The Coke Machine - Michael Blanding [11]
The six-hundred-word contract would eventually revolutionize Coke’s distribution, establishing the franchise system of bottling that remains to this day around the globe. In theory, the bottlers take on all of the risk and responsibility, while the parent company provides the product and the two split the profit. In practice, however, the company and its franchisees have tussled constantly over the years, in both the United States and around the world, each one fighting to minimize its risk and maximize its control—to say nothing of the lion’s share of profit.
In the early days, at least, Coke and its bottlers existed harmoniously, in part because they had a common enemy against which to join forces. Hard-driving Sam Dobbs had been urging his uncle Asa to begin bottling for years—only to see a host of imitators crop up as soon as Coca-Cola bottling plants started roaring into operation. Some, like Chero-Cola, had been around as long as Coke. Others were fly-by-nighters capitalizing off king Coke’s success, sporting copycat names like Coke-Ola, Ko-Cola, and even Coca & Cola. “Unscrupulous pirates,” Candler fumed, “find it more profitable to imitate and substitute on the public than to honestly avail themselves of the profit and pleasure which is ever the reward of fair dealing and competition.”
Asa Candler was a firm adherent to the principles of the free market; nothing infuriated him so much as government regulation or taxation, at least whenever it infringed on the company’s right to make money. Taxes, he criticized in biblical terms, calling them “gourd vines in wheat fields” that strangled the ability for a business owner to make profit. Child labor he called “the most beautiful sight we see.” And as for unions, he did everything he could to discourage their formation, calling them “a political parasite sprung from the feculent accumulations of popular ignorance and fattened upon the purulent secretions of popular prejudice.”
When it came to imitators, however, he gave Dobbs free rein to bring the full force of government down on them to protect the business. Coke had the perfect cudgel in the recently passed 1905 Trademark Law, part of the nascent Progressive movement that had emerged in a backlash against the unbridled capitalism of the previous decade. By the turn of the twentieth century, the power of corporate interests had reached its peak, as muckraking journalists writing in the nation’s first magazines such as Collier’s and McClure’s increasingly exposed the political corruption and excesses of the robber barons in the railroad, coal, and meatpacking industries. The diatribes led to a political backlash resulting in increased regulation, breaking up monopolies and ensuring quality standards.

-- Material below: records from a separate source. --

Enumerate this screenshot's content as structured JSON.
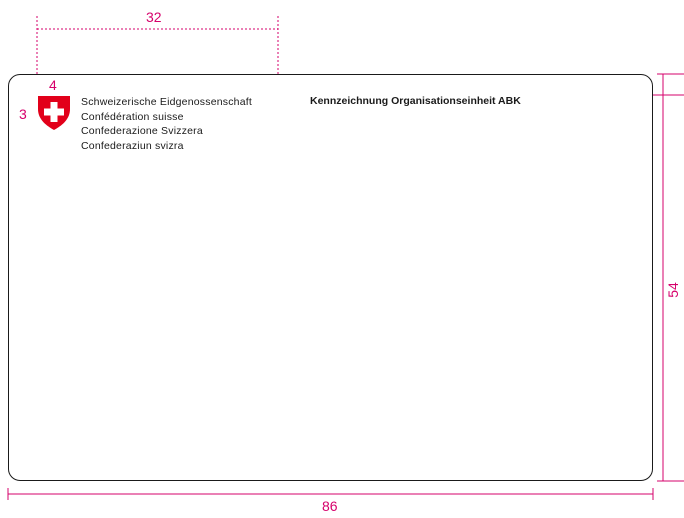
{
  "dimensions": {
    "width_label": "32",
    "card_width_label": "86",
    "card_height_label": "54",
    "top_margin_label": "4",
    "left_margin_label": "3"
  },
  "logo": {
    "lines": [
      "Schweizerische Eidgenossenschaft",
      "Confédération suisse",
      "Confederazione Svizzera",
      "Confederaziun svizra"
    ],
    "crest": "swiss-cross-icon"
  },
  "card": {
    "title": "Kennzeichnung Organisationseinheit ABK"
  },
  "colors": {
    "guide": "#d6006b",
    "shield": "#e2001a",
    "outline": "#1a1a1a"
  }
}
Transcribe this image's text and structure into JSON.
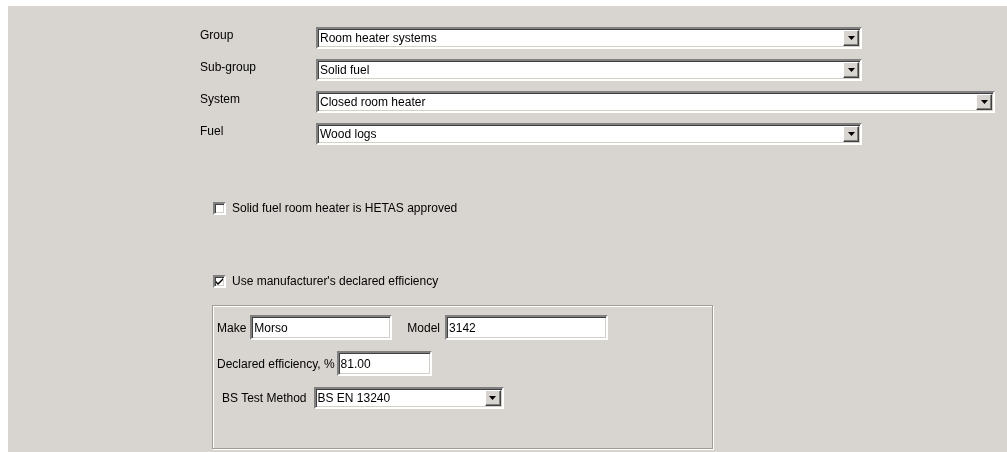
{
  "fields": [
    {
      "label": "Group",
      "value": "Room heater systems"
    },
    {
      "label": "Sub-group",
      "value": "Solid fuel"
    },
    {
      "label": "System",
      "value": "Closed room heater"
    },
    {
      "label": "Fuel",
      "value": "Wood logs"
    }
  ],
  "hetas_approved": {
    "label": "Solid fuel room heater is HETAS approved",
    "checked": false
  },
  "use_declared_efficiency": {
    "label": "Use manufacturer's declared efficiency",
    "checked": true
  },
  "declared_details": {
    "make": {
      "label": "Make",
      "value": "Morso"
    },
    "model": {
      "label": "Model",
      "value": "3142"
    },
    "efficiency": {
      "label": "Declared efficiency, %",
      "value": "81.00"
    },
    "test_method": {
      "label": "BS Test Method",
      "value": "BS EN 13240"
    }
  }
}
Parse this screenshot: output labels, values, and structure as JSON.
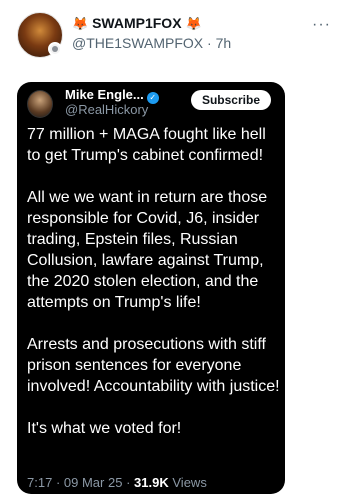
{
  "post": {
    "author_name": "SWAMP1FOX",
    "name_emoji_left": "🦊",
    "name_emoji_right": "🦊",
    "handle": "@THE1SWAMPFOX",
    "separator": "·",
    "timestamp": "7h",
    "more_icon": "···"
  },
  "embed": {
    "author_name": "Mike Engle...",
    "verified_icon": "✓",
    "handle": "@RealHickory",
    "subscribe_label": "Subscribe",
    "paragraphs": [
      "77 million + MAGA fought like hell to get Trump's cabinet confirmed!",
      "All we we want in return are those responsible for Covid, J6, insider trading, Epstein files, Russian Collusion, lawfare against Trump, the 2020 stolen election, and the attempts on Trump's life!",
      "Arrests and prosecutions with stiff prison sentences for everyone involved! Accountability with justice!",
      "It's what we voted for!"
    ],
    "footer_time": "7:17",
    "footer_sep1": "·",
    "footer_date": "09 Mar 25",
    "footer_sep2": "·",
    "footer_views_count": "31.9K",
    "footer_views_label": "Views"
  },
  "colors": {
    "accent": "#1d9bf0",
    "text_primary": "#0f1419",
    "text_secondary": "#536471",
    "embed_bg": "#000000"
  }
}
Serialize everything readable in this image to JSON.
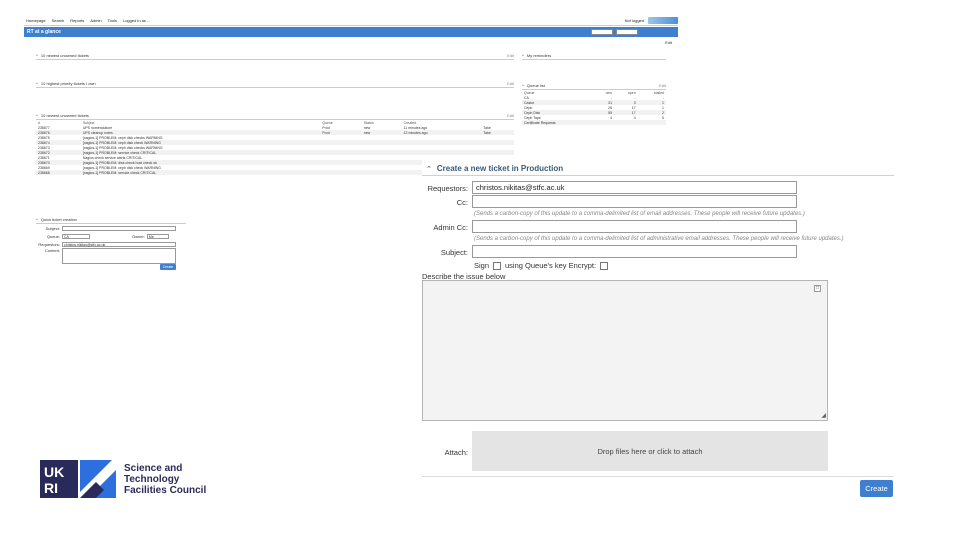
{
  "background": {
    "nav": [
      "Homepage",
      "Search",
      "Reports",
      "Admin",
      "Tools",
      "Logged in as ..."
    ],
    "nav_right": "Not logged",
    "rt_title": "RT at a glance",
    "edit": "Edit",
    "panels": {
      "most_recent": "10 newest unowned tickets",
      "highest_priority": "10 highest priority tickets I own",
      "unowned": "10 newest unowned tickets",
      "my_reminders": "My reminders",
      "quick_ticket": "Quick ticket creation",
      "queue_list": "Queue list",
      "edit_label": "Edit"
    },
    "unowned_headers": [
      "#",
      "Subject",
      "Queue",
      "Status",
      "Created",
      ""
    ],
    "unowned_rows": [
      [
        "238677",
        "UPS nomenclature",
        "Prod",
        "new",
        "11 minutes ago",
        "Take"
      ],
      [
        "238676",
        "UPS cleanup notes",
        "Prod",
        "new",
        "12 minutes ago",
        "Take"
      ],
      [
        "238675",
        "[nagios-1] PROBLEM: ceph disk checks WARNING",
        "",
        "",
        "",
        ""
      ],
      [
        "238674",
        "[nagios-1] PROBLEM: ceph disk check WARNING",
        "",
        "",
        "",
        ""
      ],
      [
        "238673",
        "[nagios-1] PROBLEM: ceph disk checks WARNING",
        "",
        "",
        "",
        ""
      ],
      [
        "238672",
        "[nagios-1] PROBLEM: service check CRITICAL",
        "",
        "",
        "",
        ""
      ],
      [
        "238671",
        "Nagios check service alerts CRITICAL",
        "",
        "",
        "",
        ""
      ],
      [
        "238670",
        "[nagios-1] PROBLEM: disk check host check ok",
        "",
        "",
        "",
        ""
      ],
      [
        "238669",
        "[nagios-1] PROBLEM: ceph disk check WARNING",
        "",
        "",
        "",
        ""
      ],
      [
        "238668",
        "[nagios-1] PROBLEM: service check CRITICAL",
        "",
        "",
        "",
        ""
      ]
    ],
    "queue_headers": [
      "Queue",
      "new",
      "open",
      "stalled"
    ],
    "queue_rows": [
      [
        "CA",
        "-",
        "-",
        "-"
      ],
      [
        "Castor",
        "31",
        "3",
        "1"
      ],
      [
        "Ceph",
        "26",
        "17",
        "1"
      ],
      [
        "Ceph Disk",
        "55",
        "17",
        "2"
      ],
      [
        "Ceph Tape",
        "4",
        "4",
        "5"
      ],
      [
        "Certificate Requests",
        "",
        "",
        ""
      ]
    ],
    "quick_form": {
      "subject_label": "Subject:",
      "queue_label": "Queue:",
      "queue_value": "CA",
      "owner_label": "Owner:",
      "owner_value": "Me",
      "requestors_label": "Requestors:",
      "requestors_value": "christos.nikitas@stfc.ac.uk",
      "content_label": "Content:",
      "create_label": "Create"
    }
  },
  "form": {
    "title": "Create a new ticket in Production",
    "requestors_label": "Requestors:",
    "requestors_value": "christos.nikitas@stfc.ac.uk",
    "cc_label": "Cc:",
    "cc_hint": "(Sends a carbon-copy of this update to a comma-delimited list of email addresses. These people will receive future updates.)",
    "admin_cc_label": "Admin Cc:",
    "admin_cc_hint": "(Sends a carbon-copy of this update to a comma-delimited list of administrative email addresses. These people will receive future updates.)",
    "subject_label": "Subject:",
    "sign_label": "Sign",
    "encrypt_label": "using Queue's key Encrypt:",
    "describe_label": "Describe the issue below",
    "attach_label": "Attach:",
    "dropzone_text": "Drop files here or click to attach",
    "create_label": "Create"
  },
  "logo": {
    "mark": "UKRI",
    "line1": "Science and",
    "line2": "Technology",
    "line3": "Facilities Council"
  },
  "colors": {
    "accent": "#3f7fd0",
    "title": "#3a5a78",
    "logo_navy": "#2a2a5a",
    "logo_blue": "#2e6fe0"
  }
}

The new trademark law was originally passed as a way to protect consumers against deceptive marketing. Coke, however, was one of the first and most aggressive entities to use the law to defend its own rights to profit. Dobbs enlisted the company’s head lawyer, Harold Hirsch, to lead the charge against the “loathsome following,” his name for the bottlers who tried to steal Coke’s business. “I have spent my nights and my days thinking about Coca-Cola,” Hirsch once said, and he wasn’t kidding—eventually, he would amass a seven-hundred-page volume of case law that virtually created trademark law in the United States. Starting in 1909, he brought a case a week against other soft drink companies, arguing they had deliberately created their names to ape Coca-Cola.
It was a suit against one of Pemberton’s old partners that finally put the imitators to rest. Years earlier, Pemberton had sold some of the rights of Coca-Cola to his partner J. C. Mayfield, who had begun selling the formula around Atlanta under the name Koke.